Having finally seen it, I can say that it is very tastefully directed. I mean that in the most insulting possible sense. That's not to say it's a bad movie, exactly. It's just tasteful in that dull Oscar-bait way. As I was watching it, watching the extremely competent cinematography and the yeoman set design and costume work and highly professional acting, I wondered to myself, "why is this not cinema? What is going on here, directorially, to keep it mediocre?" And I'm not sure. It's really rather a well-made film. It just can't get out from under its own Mirimax-ness, its own late-November-Oscar-Movie-ness. Which is a pity because Ed Harris embodies Beethoven better than I thought he would, bringing coarse vulgarity, brute physicality, and childlike enthusiasm to the role. He is a better, more rounded Beethoven than Immortal Beloved's Gary Oldman, though the latter more precisely resembles the famous stormy portraits. The shaggy middle-aged uncouth artist is hardly a new trope (think Nick Nolte in New York Stories), but here and there I saw moments where I imagined, yes, that is probably just what Beethoven looked like walking down the street or crouching over his piano with a weird ear-horn on his head. So I cherish that. Because, as I said, I'm a Beethoven fiend.
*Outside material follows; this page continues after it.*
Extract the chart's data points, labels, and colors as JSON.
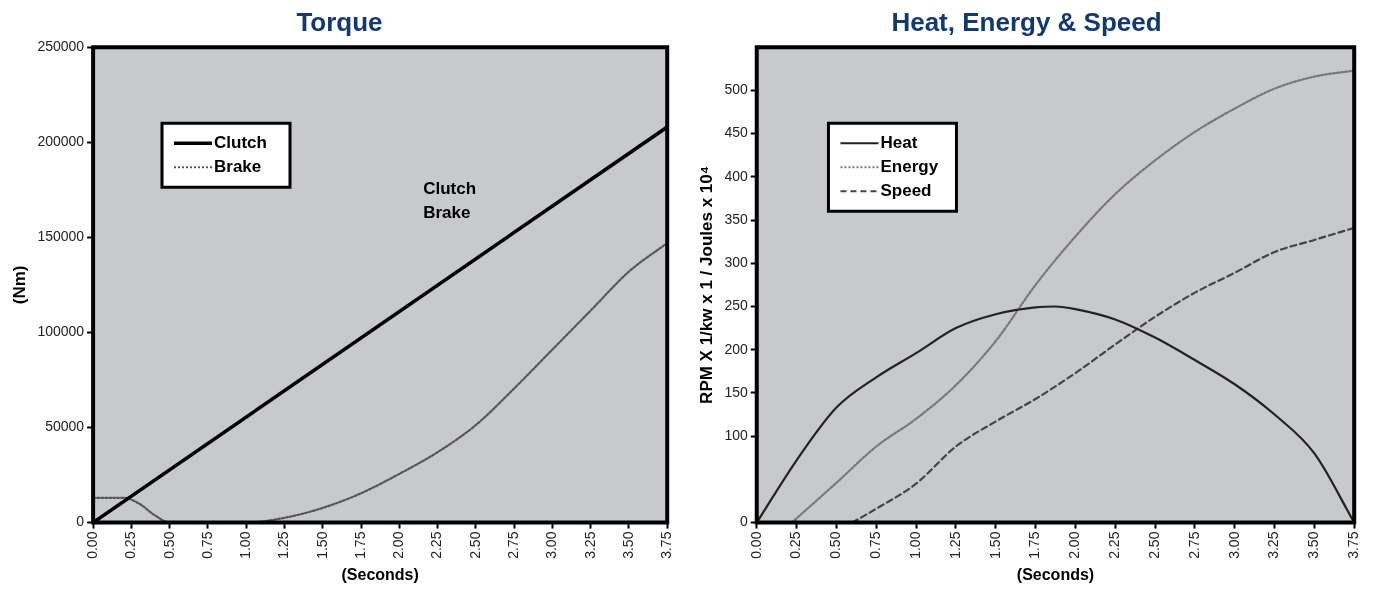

But on the blu-ray player to my left, on the bigscreen, simultaneously, was John Huston's The Treasure of the Sierra Madre. And I swiveled back and forth between these two movies, thinking 'cinema - not cinema' and then questioning that thought. Do I respect the Huston more simply because I was told, growing up, that I ought to? But here's the thing about it: it's written visually in a way that Copying Beethoven, for all its staid competence, is not. The shots in Sierra Madre hardly ever require the assistance of audio to make narrative sense -- it works as a silent almost as well as it works as a talkie. And there's a rough-hewn, engraven quality to that imagery; certain stills might have been pulled out of a Durer sketchbook, if Durer had ever gone to Mexico. Look at the shot in which Bogart, having gone mad with lust of wealth, tries to fall asleep all alone in camp and is overtaken by foregrounded flames that with supreme obviousness signify Hell. The bright paranoiac gleam in Bogie's eyes, set against the dark grime of his face, burns itself into your consciousness by its very unreality. Fred C. Dobbs is a caricature, but a supreme caricature; we ridicule that dialogue, that tone of voice, to this day, because we can't divest ourselves of it. Yes, the flames are incredibly on-the-nose, but what of it? You remember them; and, as Harold Blum once praised Tolstoy's 'Hadji Murad' for its 'finely obvious' quality, I feel justified in doing the same for Sierra Madre.
Copying Beethoven ends with a shot of heroine Diane Kruger -- Beethoven's copyist, natch -- walking into a magic-hour meadow in a shot that might have been taken in 1978 and directed by Terence Malick. So there's that. For the rest, it's not really a movie you need to see unless you're a Beethoven fiend or an Ed Harris fiend. Being both myself, I don't regret the ninety minutes spent.